DuoKristina · ‎08-24-2023

Hmm... what does "THIS" refer to in your last post?

It is totally expected that you'd need to issue certs with friendly names or SANs that match the external hostnames for your relays.

For whether the relays get chosen correctly behind the load balancer - I am not a LB expert by any means but it should pick the right one based on the port you used for that specific relay, and if they're getting mixed up it might be something weird with the LB config? I am not familiar with radware but it probably has both port mapping/definition and some concept of defining persistence?

Duo, not DUO.

gabecz · ‎08-24-2023

that we need our own certificate fed to the dng instances and the load balancer instead of let's encrypt certificates.

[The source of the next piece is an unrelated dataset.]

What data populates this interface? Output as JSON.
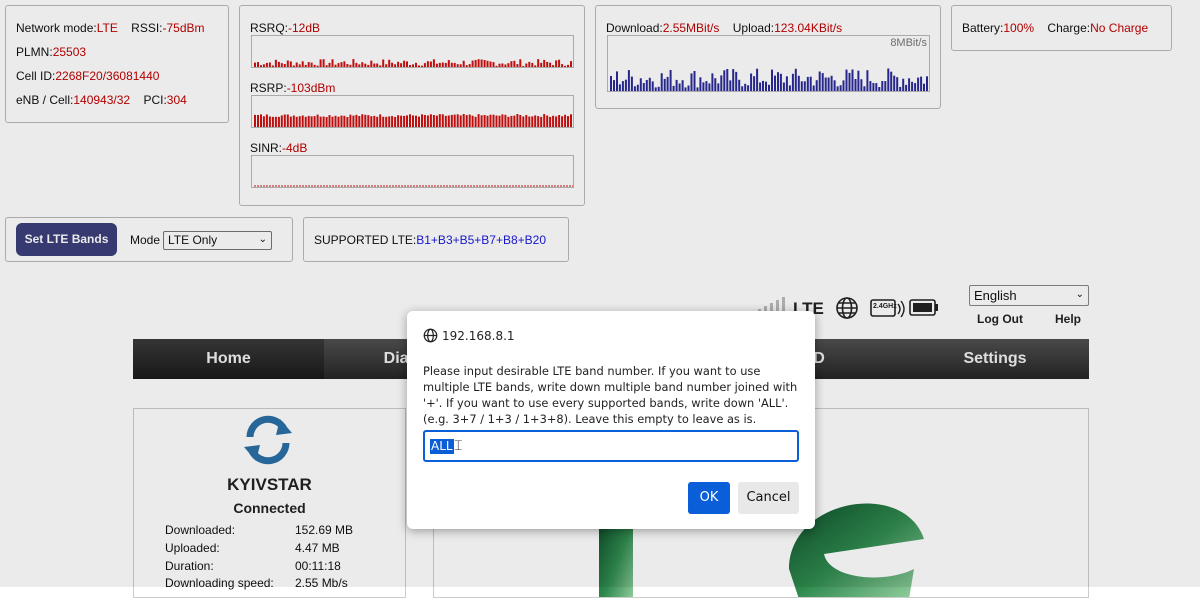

we're now waiting for the duo engineers to check our logs, and we have a meeting with alteon tomorrow on the load balancer config. i'm not sure if that's got anything to do with it but does duo "dns" not need both tcp and udp to work properly? on the LB we only can configure either or. we for sure have set up client ip persistency meaning the session sticks to the chosen real server based on client ip. let's give this a rest until the two teams above investigating.